Avant que les ombres s’effacent – Louis-Philippe Dalembert (Sabine Wespieser Editeur)

En 1939, l’État haïtien a voté un décret-loi autorisant ses consulats à délivrer passeports et sauf-conduits à tous les Juifs qui en formuleraient la demande. Et en 1941, quelques jours après l’attaque nippone sur la flotte américaine à Pearl Harbor, ce même État déclarait la guerre contre l’Allemagne nazie et l’Italie fasciste. C’est autour de ces actes politiques peu connus que l’auteur haïtien Louis-Philippe Dalembert a écrit Avant que les ombres s’effacent.

Le livre est construit autour d’un personnage central, Ruben Schwarzberg, qui raconte sa vie à sa petite-cousine venue en Haïti en secouriste à la suite du séisme de janvier 2010. Cette vie est une véritable odyssée à travers les décennies tragiques du XXème siècle et les pays entre Europe et Caraïbes.
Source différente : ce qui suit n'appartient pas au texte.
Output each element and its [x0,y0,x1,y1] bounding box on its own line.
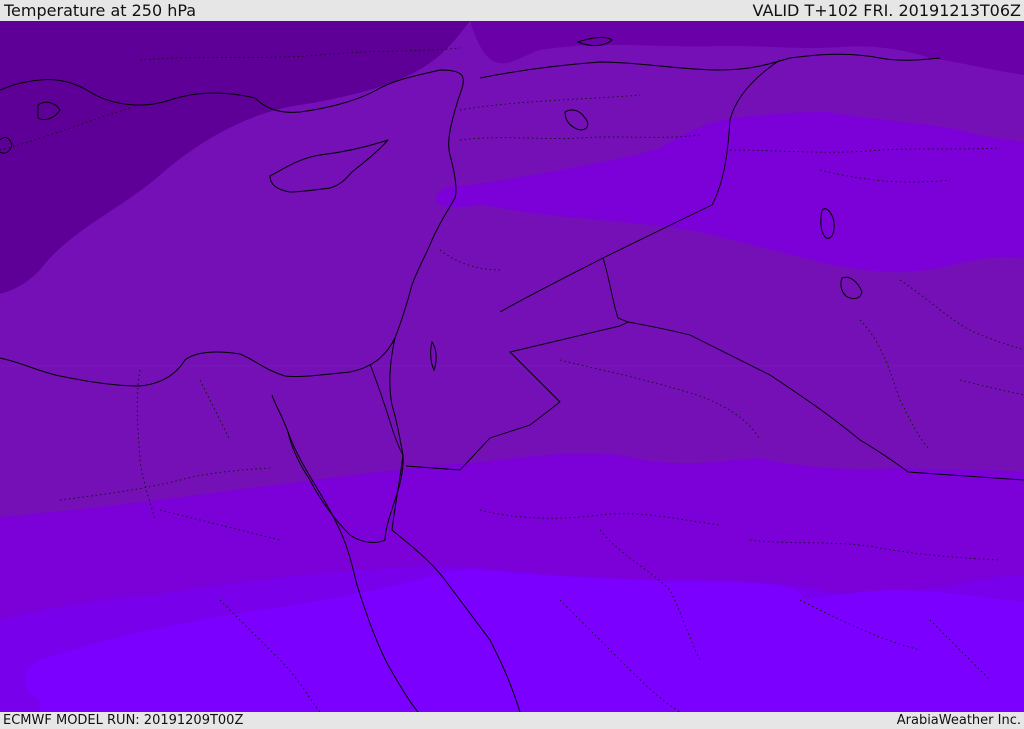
header-bar: Temperature at 250 hPa VALID T+102 FRI. … [0,0,1024,21]
credit: ArabiaWeather Inc. [896,713,1021,728]
footer-bar: ECMWF MODEL RUN: 20191209T00Z ArabiaWeat… [0,712,1024,729]
model-run: ECMWF MODEL RUN: 20191209T00Z [3,713,244,728]
valid-time: VALID T+102 FRI. 20191213T06Z [752,1,1021,20]
temperature-map[interactable] [0,21,1024,712]
map-canvas [0,21,1024,712]
map-title: Temperature at 250 hPa [4,1,197,20]
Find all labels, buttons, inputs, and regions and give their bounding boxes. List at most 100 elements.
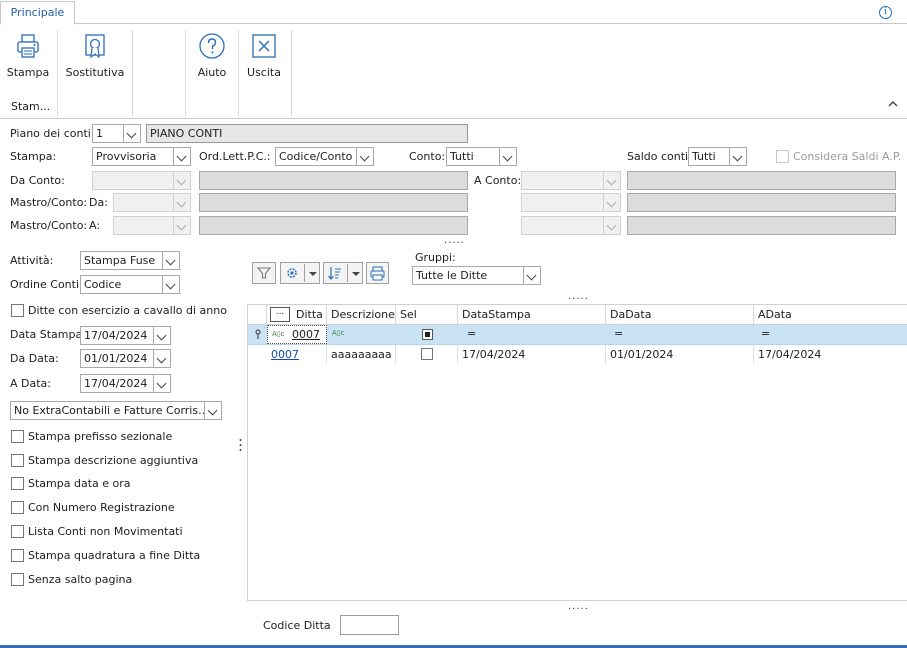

Intéressante leçon d’histoire et de géographie qui échappe à l’européocentrisme, entre Pologne et Haïti en passant par l’Allemagne, la France, les États-Unis, Cuba, et cette déclaration de guerre à la fois exemplaire et burlesque, donnant à Haïti une place lointaine mais nécessaire de la lutte contre le nazisme. C’est également une description pleine de sympathie de cette famille juive « entre rires et pleurs » dont les membres sont contraints de se disperser entre Europe, Amérique, Israël et Caraïbe pour échapper au nazisme. Tout cela nimbé d’une certaine ironie quand la tragédie n’est pas trop proche.

Pourtant, j’ai refermé ce livre avec une certaine réserve. A côté de personnages réels ou inventés comme la poétesse haïtienne Ida Faubert rencontrée et l’ami américain Johnny, étudiant en médecine comme le héros à Paris, tout le récit tourne autour de son personnage principal, Ruben Schwarzberg, un homme quasiment parfait, qui a toutes les qualités, qui réagit toujours comme il faut devant toutes les épreuves, qu’il soit à Lodz en Pologne, dans Paris occupé par les Allemands, sur un bateau entre l’Europe et Cuba, en Haïti où il devient un médecin adulé et marié avec une merveilleuse haïtienne. C’est même en raison de son attitude exemplaire que Ruben, enfermé à Buchenwald, a fait partie des quelques prisonniers libérés par ordre du Führer à l’occasion de son cinquantième anniversaire…

Pourquoi avoir transformé un homme en héros quasi-parfait ? Pour donner à ce livre le style d’un conte enchanteur ? Dommage, alors, que la plume soit restée singulièrement académique, loin du lyrisme, de la truculence, voire la transcendance qui font tout le génie de la littérature haïtienne.